News from Europe

UK military “in desperate need of Christians” according to major general

Christian Major General Tim Cross, who was in charge of military operations in Iraq and Kosovo before advising the House of Commons Defence Committee, believes that faith could have a significant impact in army settings.

Major General Cross became a Christian in the army. He was a bomb-disposal officer in Northern Ireland in the 1970s; worked with the UN on peacekeeping in Cyprus in 1981; and served with 1st UK Armoured Division in the Gulf War in 1991 in high-intensity war fighting. He did three tours in the Balkans, including Kosovo, in the mid- to late 1990s on peace-enforcement and humanitarian operations.

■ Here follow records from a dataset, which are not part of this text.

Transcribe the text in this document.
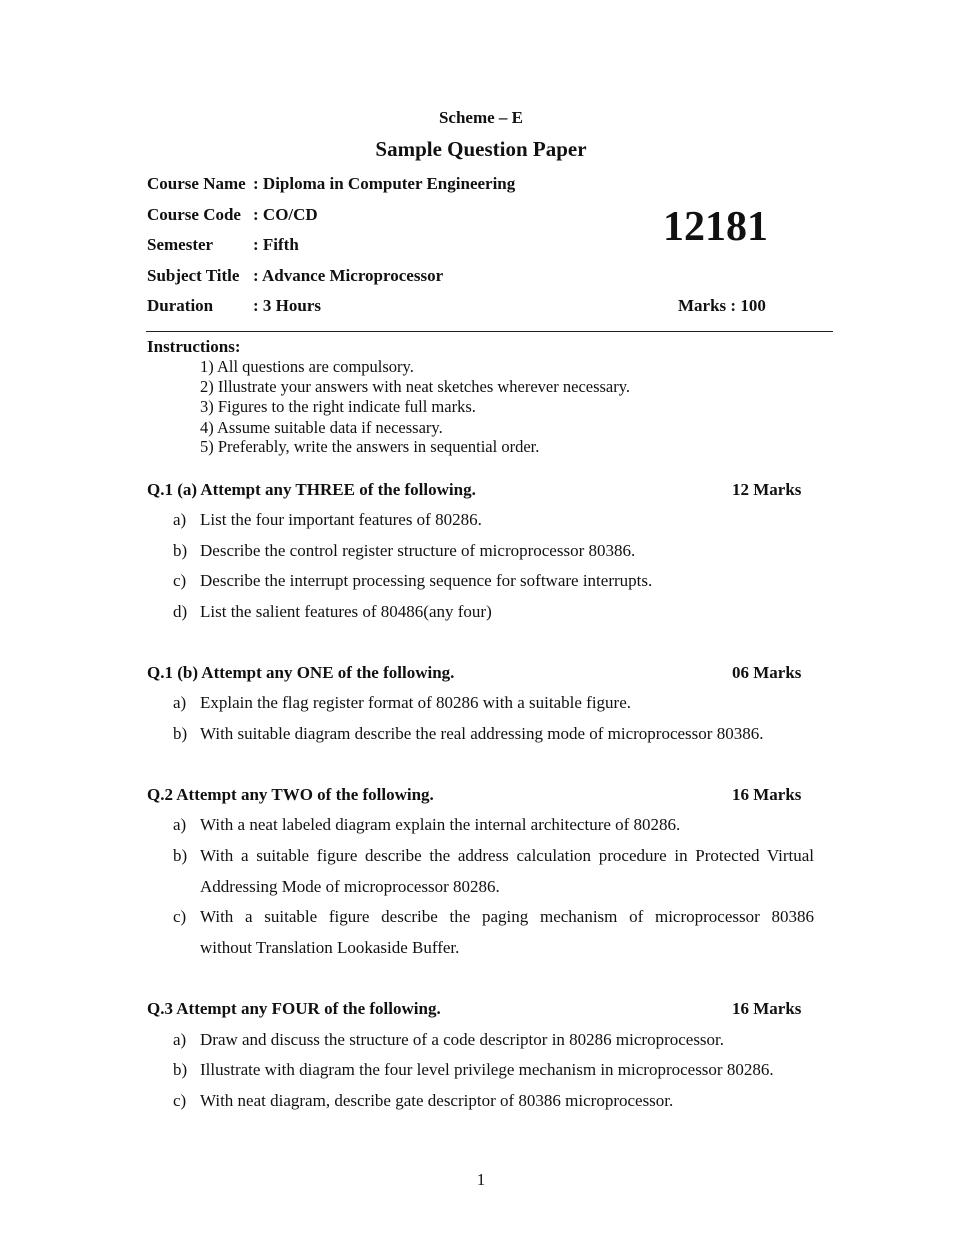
Scheme – E
Sample Question Paper
Course Name : Diploma in Computer Engineering
Course Code : CO/CD
Semester : Fifth
Subject Title : Advance Microprocessor
Duration : 3 Hours
12181
Marks : 100
Instructions:
1) All questions are compulsory.
2) Illustrate your answers with neat sketches wherever necessary.
3) Figures to the right indicate full marks.
4) Assume suitable data if necessary.
5) Preferably, write the answers in sequential order.
Q.1 (a) Attempt any THREE of the following.	12 Marks
a) List the four important features of 80286.
b) Describe the control register structure of microprocessor 80386.
c) Describe the interrupt processing sequence for software interrupts.
d) List the salient features of 80486(any four)
Q.1 (b) Attempt any ONE of the following.	06 Marks
a) Explain the flag register format of 80286 with a suitable figure.
b) With suitable diagram describe the real addressing mode of microprocessor 80386.
Q.2 Attempt any TWO of the following.	16 Marks
a) With a neat labeled diagram explain the internal architecture of 80286.
b) With a suitable figure describe the address calculation procedure in Protected Virtual
Addressing Mode of microprocessor 80286.
c) With a suitable figure describe the paging mechanism of microprocessor 80386
without Translation Lookaside Buffer.
Q.3 Attempt any FOUR of the following.	16 Marks
a) Draw and discuss the structure of a code descriptor in 80286 microprocessor.
b) Illustrate with diagram the four level privilege mechanism in microprocessor 80286.
c) With neat diagram, describe gate descriptor of 80386 microprocessor.
1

Major General Cross stated in an interview: “My first serious exposure to God was in the Garden Tomb in Jerusalem in 1981, as a result of which I became a disciple. I became a local lay minister or lay reader in the 1990s.
We need Christians to bring into the military the essential basics of our faith, and allow that to be applied in the way we lead people, the way we mix and run the military organisation. We need to be prepared to stand up against some pretty brutal people around the world. And I find myself engaging quite a lot of them. There are surprisingly, for many people, a lot of Christians in the military, and a very strong armed forces Christian Union. And a lot of senior people who I served with over the years are very committed Christians. And they’re important because when it comes to the debates about strategy and campaign planning, and how you conduct operations, you know, they have an impact.
I don’t find it difficult to reconcile early Christian teaching that being a disciple is incompatible with serving in the army. Soldiers are more than well aware of evil and sin in a fallen world. War is always evil — but I’ve also watched mass graves being dug out, I’ve been to places where you can smell, taste evil, find out what awful atrocities have taken place. Soldiers ask themselves why people do this to each other.
When the soldiers go to John the Baptist to ask what they should do, he tells them ‘Be content with your pay’ — not ‘Leave the army’. Don’t abuse your power over people. Jesus meets a centurion and heals his servant, and exclaims, ‘I’ve never found faith like this in Israel’. Paul uses soldierly languages and talks about a soldier who saved his life in a shipwreck. Would God have used these people if there was something fundamentally wrong with being a solider? In Luke’s account of the last supper, Jesus tells his disciples, ‘If you haven’t got a sword, sell your tunic and buy one’. They have two, and he allows them to carry them to the garden of Gethsemane, but Jesus doesn’t allow them to use them there. That wasn’t the place to use force.”

The size of the UK army has shrunk to 76,000 soldiers from 79,139. Experts expect this drop to continue in the next couple of years.